E.dis, une division de la société allemande de réseau énergétique, a laissé ouverte la possibilité que le courant puisse redémarrer dans la nuit du lundi 11 mars, bien que Tesla ait prévu la semaine dernière que l’interruption durerait jusqu’au 15 mars.

« Dès que cela se produira, nous mettrons progressivement les systèmes en ligne. Il n’est pas encore possible de dire combien de temps il faudra avant que la production puisse reprendre complètement », a déclaré la société dans des commentaires envoyés à Reuters par courrier électronique.

Des militants d’extrême gauche s’opposent à l’expansion de l’usine

L’attaque du 5 mars dans le sud-est de la capitale allemande a directement affecté la production de la plus grande usine de véhicules électriques de Tesla en Europe. Le PDG de l’entreprise, Elon Musk, l’a qualifié d’incendie criminel « extrêmement stupide ».

« Ce sont les écoterroristes les plus stupides de la planète ou ce sont les marionnettes de ceux qui n’ont pas de bons objectifs environnementaux (…) Arrêter la production de véhicules électriques, au lieu de véhicules à combustibles fossiles, est extrêmement insensé », a déclaré Musk dans X.


Après l’incendie, « Vulkangruppe » a non seulement revendiqué la responsabilité, mais a lancé une attaque de 2 500 mots contre Tesla et son PDG milliardaire, dans le cadre d’événements sur lesquels la police enquête.

« Nous avons saboté Tesla », indique la lettre publiée sur le site Kontrapolis.info, qui qualifie l’attaque de cadeau à l’occasion de la Journée internationale de la femme, le 8 mars.

« Tesla consomme des terres, des ressources, des gens, des travailleurs et crache en retour 6 000 SUV, voitures tueuses et camions monstres chaque semaine », ajoute-t-il.

Ce n’est pas la première manifestation contre l’usine Tesla

L’usine de Gruenheide est au centre de protestations environnementales depuis que Musk l’a inaugurée il y a deux ans.

Cette fois, les projets d’une éventuelle expansion de sa capacité de production actuelle de 500 000 voitures par an se sont heurtés au rejet des habitants locaux de l’abattage d’arbres nécessaire à la mise en œuvre de l’initiative.

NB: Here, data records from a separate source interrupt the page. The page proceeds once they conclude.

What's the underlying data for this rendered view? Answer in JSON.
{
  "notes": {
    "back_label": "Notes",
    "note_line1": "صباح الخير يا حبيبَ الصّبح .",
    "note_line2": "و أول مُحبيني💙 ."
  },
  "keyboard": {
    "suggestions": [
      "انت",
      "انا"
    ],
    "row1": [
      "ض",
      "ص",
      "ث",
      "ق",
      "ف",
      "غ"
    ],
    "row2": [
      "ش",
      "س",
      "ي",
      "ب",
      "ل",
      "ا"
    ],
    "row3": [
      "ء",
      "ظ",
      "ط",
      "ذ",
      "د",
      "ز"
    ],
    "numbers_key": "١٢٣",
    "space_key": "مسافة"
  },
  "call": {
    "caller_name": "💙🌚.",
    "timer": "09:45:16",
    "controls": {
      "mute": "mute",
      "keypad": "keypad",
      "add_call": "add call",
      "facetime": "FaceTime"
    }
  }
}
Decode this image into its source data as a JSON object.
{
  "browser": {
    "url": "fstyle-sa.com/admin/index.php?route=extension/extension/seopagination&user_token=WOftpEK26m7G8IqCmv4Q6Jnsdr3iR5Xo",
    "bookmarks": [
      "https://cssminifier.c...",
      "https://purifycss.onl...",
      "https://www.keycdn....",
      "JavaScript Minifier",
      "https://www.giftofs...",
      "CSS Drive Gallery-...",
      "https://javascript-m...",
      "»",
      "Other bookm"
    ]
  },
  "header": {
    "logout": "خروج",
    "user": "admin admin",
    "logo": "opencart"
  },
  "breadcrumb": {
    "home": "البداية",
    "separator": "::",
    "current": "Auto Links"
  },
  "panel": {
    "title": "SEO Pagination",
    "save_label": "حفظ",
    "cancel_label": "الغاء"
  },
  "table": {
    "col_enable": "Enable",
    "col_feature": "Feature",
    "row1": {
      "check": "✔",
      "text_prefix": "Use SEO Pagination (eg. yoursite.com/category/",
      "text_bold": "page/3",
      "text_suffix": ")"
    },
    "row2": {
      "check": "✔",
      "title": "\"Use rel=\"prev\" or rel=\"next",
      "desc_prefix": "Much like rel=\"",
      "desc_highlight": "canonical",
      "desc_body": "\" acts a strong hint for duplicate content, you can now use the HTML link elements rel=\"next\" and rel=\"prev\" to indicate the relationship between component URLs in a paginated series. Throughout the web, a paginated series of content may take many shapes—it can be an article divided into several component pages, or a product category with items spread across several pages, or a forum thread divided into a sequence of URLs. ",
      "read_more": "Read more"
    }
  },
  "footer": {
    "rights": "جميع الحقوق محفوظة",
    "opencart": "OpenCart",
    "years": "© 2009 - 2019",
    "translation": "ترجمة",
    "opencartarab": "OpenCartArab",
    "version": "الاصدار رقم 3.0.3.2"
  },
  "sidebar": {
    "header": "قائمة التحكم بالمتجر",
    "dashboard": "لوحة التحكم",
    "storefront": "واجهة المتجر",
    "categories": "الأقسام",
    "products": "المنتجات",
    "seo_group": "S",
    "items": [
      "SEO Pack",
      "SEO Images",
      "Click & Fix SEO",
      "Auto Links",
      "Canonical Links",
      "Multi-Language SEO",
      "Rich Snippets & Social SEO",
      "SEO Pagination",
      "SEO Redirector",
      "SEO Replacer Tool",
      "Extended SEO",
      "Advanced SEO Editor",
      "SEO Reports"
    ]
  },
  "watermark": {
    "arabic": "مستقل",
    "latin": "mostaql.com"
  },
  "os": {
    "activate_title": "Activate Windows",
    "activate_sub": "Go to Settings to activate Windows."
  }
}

Dans un rapport de 2019, les autorités berlinoises ont répertorié les personnes liées au « Vulkangruppe » comme des organisations d’extrême gauche, responsables d’attaques contre des goulottes de câbles sur des lignes ferroviaires et, dans certains cas, contre des poteaux radio ou des lignes de données.

Les suspects revendiquent souvent leur responsabilité dans des lettres dans lesquelles ils utilisent des noms faisant principalement référence aux volcans islandais, comme « Grimsvotn », « Katla » ou « Ok ». A cette occasion, la lettre est signée « Agua De Pau », nom d’un volcan des Açores, un archipel de l’océan Atlantique.